TUESDAY, Nov. 1 (HealthDay News) -- The number of deaths from prescription drug overdoses has tripled in a decade, hitting a peak of 36,000 fatalities in 2008, U.S. health officials reported Tuesday.
"The unfortunate and shocking news is that we are in the midst of an epidemic of prescription overdose in this country," Dr. Thomas R. Frieden, director of the U.S. Centers for Disease Control and Prevention, said during a midday news conference.
Since 1999, there have been significant increases not only in overdose death rates, but in the sales of prescription painkillers such as OxyContin, Vicodin and methadone, and admission for treatment of abuse of these drugs, the CDC said.

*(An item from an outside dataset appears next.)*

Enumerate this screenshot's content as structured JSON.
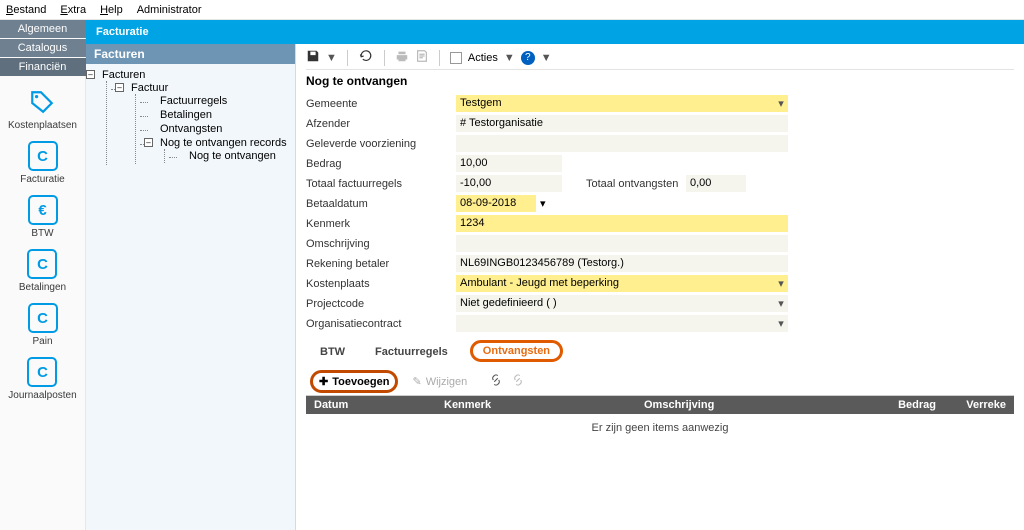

"Now there are more peopled killed by prescription narcotics than from heroin and cocaine combined," Frieden said.
In 1999 there were 4,000 deaths related to painkillers, but by 2008 that number had risen by a factor of three, to 15,000 deaths.
By 2010, 12 million Americans said they were using opioid pain relievers without a prescription. In 2009, almost 500,000 emergency room visits were for abuse of these painkillers. This costs health insurance companies as much as $72 billion a year in direct costs, the CDC said in a report titled Vital Sign Report: Prescription Painkiller Overdoses in the U.S.

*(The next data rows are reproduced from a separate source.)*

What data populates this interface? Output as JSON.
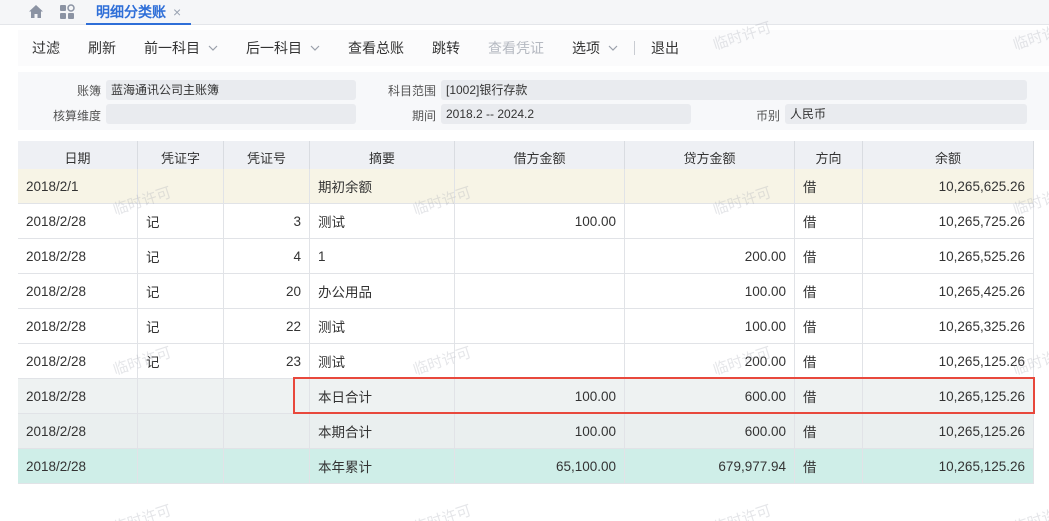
{
  "tabbar": {
    "home_icon": "home-icon",
    "apps_icon": "apps-icon",
    "active_tab": {
      "label": "明细分类账",
      "close": "×"
    }
  },
  "toolbar": {
    "filter": "过滤",
    "refresh": "刷新",
    "prev_account": "前一科目",
    "next_account": "后一科目",
    "view_ledger": "查看总账",
    "jump": "跳转",
    "view_voucher": "查看凭证",
    "options": "选项",
    "exit": "退出"
  },
  "filter": {
    "book_label": "账簿",
    "book_value": "蓝海通讯公司主账簿",
    "subject_range_label": "科目范围",
    "subject_range_value": "[1002]银行存款",
    "dimension_label": "核算维度",
    "dimension_value": "",
    "period_label": "期间",
    "period_value": "2018.2 -- 2024.2",
    "currency_label": "币别",
    "currency_value": "人民币"
  },
  "table": {
    "headers": [
      "日期",
      "凭证字",
      "凭证号",
      "摘要",
      "借方金额",
      "贷方金额",
      "方向",
      "余额"
    ],
    "rows": [
      {
        "type": "opening",
        "date": "2018/2/1",
        "word": "",
        "no": "",
        "summary": "期初余额",
        "debit": "",
        "credit": "",
        "direction": "借",
        "balance": "10,265,625.26"
      },
      {
        "type": "normal",
        "date": "2018/2/28",
        "word": "记",
        "no": "3",
        "summary": "测试",
        "debit": "100.00",
        "credit": "",
        "direction": "借",
        "balance": "10,265,725.26"
      },
      {
        "type": "normal",
        "date": "2018/2/28",
        "word": "记",
        "no": "4",
        "summary": "1",
        "debit": "",
        "credit": "200.00",
        "direction": "借",
        "balance": "10,265,525.26"
      },
      {
        "type": "normal",
        "date": "2018/2/28",
        "word": "记",
        "no": "20",
        "summary": "办公用品",
        "debit": "",
        "credit": "100.00",
        "direction": "借",
        "balance": "10,265,425.26"
      },
      {
        "type": "normal",
        "date": "2018/2/28",
        "word": "记",
        "no": "22",
        "summary": "测试",
        "debit": "",
        "credit": "100.00",
        "direction": "借",
        "balance": "10,265,325.26"
      },
      {
        "type": "normal",
        "date": "2018/2/28",
        "word": "记",
        "no": "23",
        "summary": "测试",
        "debit": "",
        "credit": "200.00",
        "direction": "借",
        "balance": "10,265,125.26"
      },
      {
        "type": "dayTotal",
        "date": "2018/2/28",
        "word": "",
        "no": "",
        "summary": "本日合计",
        "debit": "100.00",
        "credit": "600.00",
        "direction": "借",
        "balance": "10,265,125.26"
      },
      {
        "type": "periodTotal",
        "date": "2018/2/28",
        "word": "",
        "no": "",
        "summary": "本期合计",
        "debit": "100.00",
        "credit": "600.00",
        "direction": "借",
        "balance": "10,265,125.26"
      },
      {
        "type": "yearTotal",
        "date": "2018/2/28",
        "word": "",
        "no": "",
        "summary": "本年累计",
        "debit": "65,100.00",
        "credit": "679,977.94",
        "direction": "借",
        "balance": "10,265,125.26"
      }
    ]
  },
  "watermark": "临时许可",
  "colors": {
    "accent": "#2f6fd8",
    "highlight": "#e8483c",
    "opening_row": "#f7f4e6",
    "year_total_row": "#cfeee8"
  }
}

According to the report, more men than women die of overdoses from prescription painkillers, and the overdose rates are highest among middle-aged adults. Also, people living in rural areas are almost twice as likely to overdose on opioid pain relievers than city residents, the report said.
Among ethnic groups the highest overdose rates are among whites and American Indian or Alaska Natives. An estimated one in 10 American Indians and Alaska Natives abuses opioid pain relievers, compared with one in 20 whites and one in 30 blacks, according to the report.